Regularity properties of a generalized Oseen evolution operator in exterior domains, with applications to the Navier-Stokes initial value problem

TL;DR

This paper establishes regularity properties and weighted estimates for a generalized Oseen evolution operator in 3D exterior domains, and applies these results to prove local existence of unique strong solutions for the Navier-Stokes initial value problem.

Contribution

It provides new regularity estimates and weighted bounds for the generalized Oseen operator, enabling the proof of local strong solutions for Navier-Stokes equations in exterior domains.

Findings

Established temporal derivative and Hölder estimates for the operator

Derived weighted estimates of the evolution operator

Proved local existence of unique strong solutions for Navier-Stokes

Abstract

Consider a generalized Oseen evolution operator in 3D exterior domains, that is generated by a non-autonomous linearized system arising from time-dependent rigid motions.

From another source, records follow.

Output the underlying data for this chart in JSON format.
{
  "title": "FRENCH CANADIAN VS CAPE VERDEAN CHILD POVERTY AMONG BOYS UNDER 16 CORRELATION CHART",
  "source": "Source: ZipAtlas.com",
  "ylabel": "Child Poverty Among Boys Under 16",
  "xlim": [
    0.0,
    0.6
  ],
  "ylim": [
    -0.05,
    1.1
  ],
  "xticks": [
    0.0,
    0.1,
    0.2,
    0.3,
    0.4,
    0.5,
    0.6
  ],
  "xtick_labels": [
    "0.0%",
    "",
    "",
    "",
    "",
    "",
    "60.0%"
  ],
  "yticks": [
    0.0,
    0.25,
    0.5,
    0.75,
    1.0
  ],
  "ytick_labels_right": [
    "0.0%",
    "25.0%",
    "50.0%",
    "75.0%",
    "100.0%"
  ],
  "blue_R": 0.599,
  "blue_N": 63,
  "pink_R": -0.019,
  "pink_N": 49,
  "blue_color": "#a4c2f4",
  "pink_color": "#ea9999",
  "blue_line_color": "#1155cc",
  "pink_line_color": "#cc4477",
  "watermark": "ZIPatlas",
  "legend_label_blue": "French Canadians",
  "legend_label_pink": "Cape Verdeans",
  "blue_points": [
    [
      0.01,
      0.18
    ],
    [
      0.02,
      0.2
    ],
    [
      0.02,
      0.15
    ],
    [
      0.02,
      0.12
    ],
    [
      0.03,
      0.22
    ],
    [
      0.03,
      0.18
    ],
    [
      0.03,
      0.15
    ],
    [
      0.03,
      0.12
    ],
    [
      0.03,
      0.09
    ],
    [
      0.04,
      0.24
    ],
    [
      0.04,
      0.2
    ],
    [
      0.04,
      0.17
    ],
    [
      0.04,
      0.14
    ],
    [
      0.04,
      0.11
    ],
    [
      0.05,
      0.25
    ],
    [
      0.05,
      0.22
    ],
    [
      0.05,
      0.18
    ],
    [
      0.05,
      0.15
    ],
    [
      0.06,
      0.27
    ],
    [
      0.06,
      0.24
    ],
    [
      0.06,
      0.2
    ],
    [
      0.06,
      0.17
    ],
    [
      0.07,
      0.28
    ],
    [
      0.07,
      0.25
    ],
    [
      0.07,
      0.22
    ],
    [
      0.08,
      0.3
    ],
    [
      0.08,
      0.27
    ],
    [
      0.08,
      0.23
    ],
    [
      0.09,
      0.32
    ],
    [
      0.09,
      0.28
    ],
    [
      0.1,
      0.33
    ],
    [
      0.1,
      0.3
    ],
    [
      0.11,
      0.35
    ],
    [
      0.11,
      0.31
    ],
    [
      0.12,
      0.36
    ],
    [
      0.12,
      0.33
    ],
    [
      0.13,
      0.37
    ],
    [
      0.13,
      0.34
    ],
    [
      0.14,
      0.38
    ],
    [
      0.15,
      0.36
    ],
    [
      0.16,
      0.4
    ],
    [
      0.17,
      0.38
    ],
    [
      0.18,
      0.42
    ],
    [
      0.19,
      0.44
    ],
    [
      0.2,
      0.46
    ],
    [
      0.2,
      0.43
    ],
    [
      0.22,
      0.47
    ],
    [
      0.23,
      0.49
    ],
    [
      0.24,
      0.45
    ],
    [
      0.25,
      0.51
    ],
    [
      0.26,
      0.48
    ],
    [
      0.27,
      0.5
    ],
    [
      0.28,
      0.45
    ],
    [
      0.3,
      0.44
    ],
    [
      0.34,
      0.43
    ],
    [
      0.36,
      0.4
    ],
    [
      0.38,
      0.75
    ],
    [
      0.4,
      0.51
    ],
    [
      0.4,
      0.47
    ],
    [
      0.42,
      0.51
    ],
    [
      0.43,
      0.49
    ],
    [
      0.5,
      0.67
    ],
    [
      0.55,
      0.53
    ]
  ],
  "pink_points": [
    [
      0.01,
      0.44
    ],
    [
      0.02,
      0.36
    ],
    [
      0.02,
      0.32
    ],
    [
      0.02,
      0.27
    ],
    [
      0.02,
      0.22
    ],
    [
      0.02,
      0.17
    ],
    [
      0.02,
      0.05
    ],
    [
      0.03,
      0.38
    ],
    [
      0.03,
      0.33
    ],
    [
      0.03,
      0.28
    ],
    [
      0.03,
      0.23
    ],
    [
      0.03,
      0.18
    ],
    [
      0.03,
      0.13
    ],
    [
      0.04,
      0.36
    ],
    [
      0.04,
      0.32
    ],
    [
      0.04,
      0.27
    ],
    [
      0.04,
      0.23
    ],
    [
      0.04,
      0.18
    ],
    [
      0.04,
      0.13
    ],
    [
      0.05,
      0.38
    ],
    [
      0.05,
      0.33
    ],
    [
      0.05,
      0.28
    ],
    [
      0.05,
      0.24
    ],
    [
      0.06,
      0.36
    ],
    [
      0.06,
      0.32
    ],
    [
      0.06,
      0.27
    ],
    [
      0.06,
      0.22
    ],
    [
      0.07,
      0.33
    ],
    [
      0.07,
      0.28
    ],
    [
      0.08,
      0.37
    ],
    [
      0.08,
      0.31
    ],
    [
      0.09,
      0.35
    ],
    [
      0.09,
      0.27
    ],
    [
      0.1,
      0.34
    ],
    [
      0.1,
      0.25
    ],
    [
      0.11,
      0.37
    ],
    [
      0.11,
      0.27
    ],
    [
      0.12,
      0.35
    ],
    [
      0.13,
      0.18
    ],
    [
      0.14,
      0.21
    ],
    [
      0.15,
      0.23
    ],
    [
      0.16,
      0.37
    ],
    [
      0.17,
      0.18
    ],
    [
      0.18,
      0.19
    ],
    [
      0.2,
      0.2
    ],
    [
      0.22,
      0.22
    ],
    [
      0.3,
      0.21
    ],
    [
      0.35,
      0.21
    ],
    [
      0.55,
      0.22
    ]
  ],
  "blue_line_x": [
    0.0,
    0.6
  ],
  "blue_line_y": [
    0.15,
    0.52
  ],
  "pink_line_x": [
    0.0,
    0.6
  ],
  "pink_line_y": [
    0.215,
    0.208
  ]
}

This was found by Hansel and Rhandi, and then the theory was developed by the second author, however, desired regularity properties such as estimate of the temporal derivative as well as the Hoelder estimate have remained open. The present paper provides us with those properties together with weighted estimates of the evolution operator. The results are then applied to the Navier-Stokes initial value problem, so that a new theorem on existence of a unique strong Lq-solution locally in time is proved.